Terry's example works, too: Build it _and_ roadmap it.
in Utah, everyone was once on the grid: you only had
names for Main _and_ Center _or_ Tabernacle. Now
everyone is getting cute with street names --that means
the address is somewhere on a 20 mile line since they
no longer enforce Brigham's grid.
I found it significantly less painful to flush my
_entire_ application list after the 15 Aug and early Oct
changes in 5.0. Flushed 300+ and literally rebuilt the
system as if it was a virgin pair of disks. Only
restored 60+, 10+ of which were XFree4 --lot of dead
wood but I had _zero_ legacy aps, libraries, includes,
and whatever, having tracked CURRENT since. 1.x.
Since the npx reset patch and rebuilding everything, I
have not had a single crash, panic, or lockup --not even
Mozilla. Personally, I think 5.0 should require new
binaries; BUT, tell that to third party vendors and they
will write off FreeBSD, particularly those that only
ship binaries.
As to .so.x numbers being equal in lib and lib/compat,
perhaps ld-elf.so.1/rtld can be made smart enough to
decide whether or not the file is a compat linked file?
Sent: Sat, 09 Nov 2002 14:09:19 -0800 by Terry Lambert:
+ Doug Rabson wrote:
+ > The kernel ABI is hopeless. It changes almost daily :-(. At one time, I
+ > thought I could change this but these days, I don't think anyone except
+ > me cares about having a stable ABI in the kernel.
+
+ I care. It's almost the most important thing to be able to
+ build anything of value.
+
+ But a stable API is required for a stable ABI. It does
+ absolutely no good to build a cathedral, if, by the time you
+ are done, the roads have moved so that there is no road
+ which leads to it.
+
+ The next most important thing is to document it, so that
+ people can use it. "All coordinates are expressed in
+ logitude and lattitute. North is that way. No cows are
+ permitted in the city limits. All cats and dogs which are
+ uncollared and tagged will be captured and spayed and
+ neutered".
+
+ If you can't agree on a coordinate system ("OLDCARD?
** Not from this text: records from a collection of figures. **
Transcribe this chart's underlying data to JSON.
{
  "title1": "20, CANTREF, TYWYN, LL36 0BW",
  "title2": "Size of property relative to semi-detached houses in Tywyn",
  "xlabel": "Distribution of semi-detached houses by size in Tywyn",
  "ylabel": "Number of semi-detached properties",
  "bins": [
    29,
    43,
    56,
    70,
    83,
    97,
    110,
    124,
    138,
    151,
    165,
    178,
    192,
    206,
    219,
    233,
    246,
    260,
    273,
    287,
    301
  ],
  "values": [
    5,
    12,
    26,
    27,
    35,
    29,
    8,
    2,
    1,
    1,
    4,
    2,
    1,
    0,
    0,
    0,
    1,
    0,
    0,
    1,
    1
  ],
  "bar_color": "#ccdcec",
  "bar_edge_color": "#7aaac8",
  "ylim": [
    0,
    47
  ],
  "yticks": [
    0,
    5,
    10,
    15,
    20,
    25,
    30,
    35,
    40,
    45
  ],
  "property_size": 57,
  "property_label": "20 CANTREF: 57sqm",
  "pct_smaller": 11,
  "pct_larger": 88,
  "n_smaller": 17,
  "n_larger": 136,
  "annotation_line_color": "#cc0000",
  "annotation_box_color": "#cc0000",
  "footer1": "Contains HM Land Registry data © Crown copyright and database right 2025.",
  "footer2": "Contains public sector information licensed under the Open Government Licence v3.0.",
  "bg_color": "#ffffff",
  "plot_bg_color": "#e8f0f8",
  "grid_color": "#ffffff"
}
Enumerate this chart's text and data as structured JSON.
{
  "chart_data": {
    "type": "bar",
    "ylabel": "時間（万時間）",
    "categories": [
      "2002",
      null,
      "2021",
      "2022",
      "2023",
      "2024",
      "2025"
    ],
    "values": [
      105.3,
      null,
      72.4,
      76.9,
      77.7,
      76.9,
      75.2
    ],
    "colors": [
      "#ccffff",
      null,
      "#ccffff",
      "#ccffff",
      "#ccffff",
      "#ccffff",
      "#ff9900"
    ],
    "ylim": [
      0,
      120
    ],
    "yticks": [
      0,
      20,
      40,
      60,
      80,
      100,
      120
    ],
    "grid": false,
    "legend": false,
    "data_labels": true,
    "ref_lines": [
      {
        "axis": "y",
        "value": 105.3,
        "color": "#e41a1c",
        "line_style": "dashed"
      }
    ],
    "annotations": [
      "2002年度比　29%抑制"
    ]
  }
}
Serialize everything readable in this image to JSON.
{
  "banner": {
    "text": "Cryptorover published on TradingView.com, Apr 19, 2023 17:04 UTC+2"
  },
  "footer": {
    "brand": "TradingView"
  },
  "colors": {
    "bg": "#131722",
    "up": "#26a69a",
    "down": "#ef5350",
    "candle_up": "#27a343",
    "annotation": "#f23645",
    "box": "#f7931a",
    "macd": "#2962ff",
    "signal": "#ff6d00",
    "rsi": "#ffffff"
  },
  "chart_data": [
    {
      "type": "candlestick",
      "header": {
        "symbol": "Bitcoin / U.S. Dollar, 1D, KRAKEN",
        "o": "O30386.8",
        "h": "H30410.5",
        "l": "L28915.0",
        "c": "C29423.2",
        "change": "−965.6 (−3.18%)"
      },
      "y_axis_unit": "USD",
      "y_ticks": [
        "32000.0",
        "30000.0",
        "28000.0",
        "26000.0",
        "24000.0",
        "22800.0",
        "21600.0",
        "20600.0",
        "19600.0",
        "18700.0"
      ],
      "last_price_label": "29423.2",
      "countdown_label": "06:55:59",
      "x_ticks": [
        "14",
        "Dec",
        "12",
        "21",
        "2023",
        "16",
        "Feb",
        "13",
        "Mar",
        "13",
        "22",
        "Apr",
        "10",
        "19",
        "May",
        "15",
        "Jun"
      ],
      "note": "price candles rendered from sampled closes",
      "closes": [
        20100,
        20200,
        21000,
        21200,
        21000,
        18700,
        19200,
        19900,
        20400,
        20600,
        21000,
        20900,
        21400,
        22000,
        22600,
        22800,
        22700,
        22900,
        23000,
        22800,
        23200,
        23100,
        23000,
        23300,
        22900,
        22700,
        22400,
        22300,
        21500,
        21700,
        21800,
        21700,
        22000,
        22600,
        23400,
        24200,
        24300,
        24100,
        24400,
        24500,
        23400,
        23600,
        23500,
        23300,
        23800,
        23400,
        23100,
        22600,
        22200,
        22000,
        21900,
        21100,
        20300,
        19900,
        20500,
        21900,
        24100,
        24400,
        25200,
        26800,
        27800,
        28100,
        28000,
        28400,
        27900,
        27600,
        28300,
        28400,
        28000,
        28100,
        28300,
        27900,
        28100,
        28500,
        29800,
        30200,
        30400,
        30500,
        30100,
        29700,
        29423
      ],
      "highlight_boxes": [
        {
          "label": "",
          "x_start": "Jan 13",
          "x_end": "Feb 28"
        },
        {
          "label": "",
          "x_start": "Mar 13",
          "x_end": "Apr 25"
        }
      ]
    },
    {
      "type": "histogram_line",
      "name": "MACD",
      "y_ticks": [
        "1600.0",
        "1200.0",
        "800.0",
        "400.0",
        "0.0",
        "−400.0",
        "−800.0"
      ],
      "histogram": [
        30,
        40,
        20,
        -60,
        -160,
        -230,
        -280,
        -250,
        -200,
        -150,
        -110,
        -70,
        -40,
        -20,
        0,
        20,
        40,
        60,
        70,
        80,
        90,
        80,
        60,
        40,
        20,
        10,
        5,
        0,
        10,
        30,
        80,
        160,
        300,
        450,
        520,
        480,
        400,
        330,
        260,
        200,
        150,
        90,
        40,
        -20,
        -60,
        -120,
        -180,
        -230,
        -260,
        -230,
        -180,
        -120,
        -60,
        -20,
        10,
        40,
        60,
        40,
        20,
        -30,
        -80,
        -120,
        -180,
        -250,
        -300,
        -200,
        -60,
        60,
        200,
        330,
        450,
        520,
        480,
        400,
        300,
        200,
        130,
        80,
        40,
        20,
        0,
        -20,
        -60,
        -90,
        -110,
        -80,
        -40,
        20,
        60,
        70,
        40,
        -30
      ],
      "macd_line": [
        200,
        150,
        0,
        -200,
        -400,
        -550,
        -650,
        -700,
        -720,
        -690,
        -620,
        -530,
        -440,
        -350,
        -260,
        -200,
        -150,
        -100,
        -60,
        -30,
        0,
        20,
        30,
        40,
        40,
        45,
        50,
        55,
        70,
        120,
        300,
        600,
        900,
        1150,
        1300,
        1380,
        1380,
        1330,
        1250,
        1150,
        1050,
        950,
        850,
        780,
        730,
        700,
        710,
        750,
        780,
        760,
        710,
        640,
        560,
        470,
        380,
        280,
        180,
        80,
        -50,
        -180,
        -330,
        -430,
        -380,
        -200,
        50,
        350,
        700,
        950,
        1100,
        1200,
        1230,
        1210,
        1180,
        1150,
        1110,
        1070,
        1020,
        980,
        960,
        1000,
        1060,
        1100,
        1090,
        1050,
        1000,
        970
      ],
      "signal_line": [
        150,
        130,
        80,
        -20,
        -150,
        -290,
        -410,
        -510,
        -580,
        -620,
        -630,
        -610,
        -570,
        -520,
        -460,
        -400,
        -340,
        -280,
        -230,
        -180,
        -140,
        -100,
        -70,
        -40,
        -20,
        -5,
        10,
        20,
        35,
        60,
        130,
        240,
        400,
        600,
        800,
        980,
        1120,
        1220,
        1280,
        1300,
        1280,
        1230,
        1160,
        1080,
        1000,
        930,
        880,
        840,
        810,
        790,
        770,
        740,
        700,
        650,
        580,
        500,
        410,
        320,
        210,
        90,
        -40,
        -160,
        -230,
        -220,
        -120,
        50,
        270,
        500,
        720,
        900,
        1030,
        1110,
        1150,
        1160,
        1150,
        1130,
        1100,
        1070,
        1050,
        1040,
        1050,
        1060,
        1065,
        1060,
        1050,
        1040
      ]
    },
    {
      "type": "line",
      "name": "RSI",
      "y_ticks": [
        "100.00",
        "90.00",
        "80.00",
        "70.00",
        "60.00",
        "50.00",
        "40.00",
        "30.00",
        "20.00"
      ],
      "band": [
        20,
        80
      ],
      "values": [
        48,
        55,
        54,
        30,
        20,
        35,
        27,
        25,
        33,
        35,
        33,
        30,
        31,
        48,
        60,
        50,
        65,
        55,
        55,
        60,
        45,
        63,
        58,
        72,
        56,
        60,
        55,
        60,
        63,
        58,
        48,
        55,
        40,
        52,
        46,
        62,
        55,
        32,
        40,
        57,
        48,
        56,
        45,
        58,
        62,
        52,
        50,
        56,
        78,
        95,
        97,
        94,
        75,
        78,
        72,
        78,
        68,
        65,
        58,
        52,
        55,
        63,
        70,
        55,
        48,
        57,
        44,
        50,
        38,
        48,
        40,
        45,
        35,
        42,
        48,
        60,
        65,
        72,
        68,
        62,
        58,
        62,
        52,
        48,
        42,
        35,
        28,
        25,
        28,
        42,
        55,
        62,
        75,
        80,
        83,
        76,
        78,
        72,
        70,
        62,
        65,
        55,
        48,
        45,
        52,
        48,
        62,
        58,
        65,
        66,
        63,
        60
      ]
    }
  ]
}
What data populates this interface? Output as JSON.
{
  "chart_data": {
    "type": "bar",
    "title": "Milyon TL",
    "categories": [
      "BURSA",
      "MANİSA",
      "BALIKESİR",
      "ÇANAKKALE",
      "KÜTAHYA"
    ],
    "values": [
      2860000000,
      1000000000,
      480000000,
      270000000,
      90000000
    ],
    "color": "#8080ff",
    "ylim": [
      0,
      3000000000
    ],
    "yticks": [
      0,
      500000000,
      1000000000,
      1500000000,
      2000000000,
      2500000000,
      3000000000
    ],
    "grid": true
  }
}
+ NEWCARD? REDCARD? BLUECARD?"), then at least agree to get
+ rid of data interfaces; today, people are adding to them
+ with sysctl exposured of structs, as if it's not going to be
+ a problem. It's a problem. It's one thing to say "The
+ cathedral is a about a mile yonder of of Johnson's barn,
+ just down the road a piece from Smithy, which is about a
+ league yonder, and then follow the creek for a spell", and
+ something else entirely to say "The cathedral is at 117 East
+ 32st street; this is 12421 West 1st street".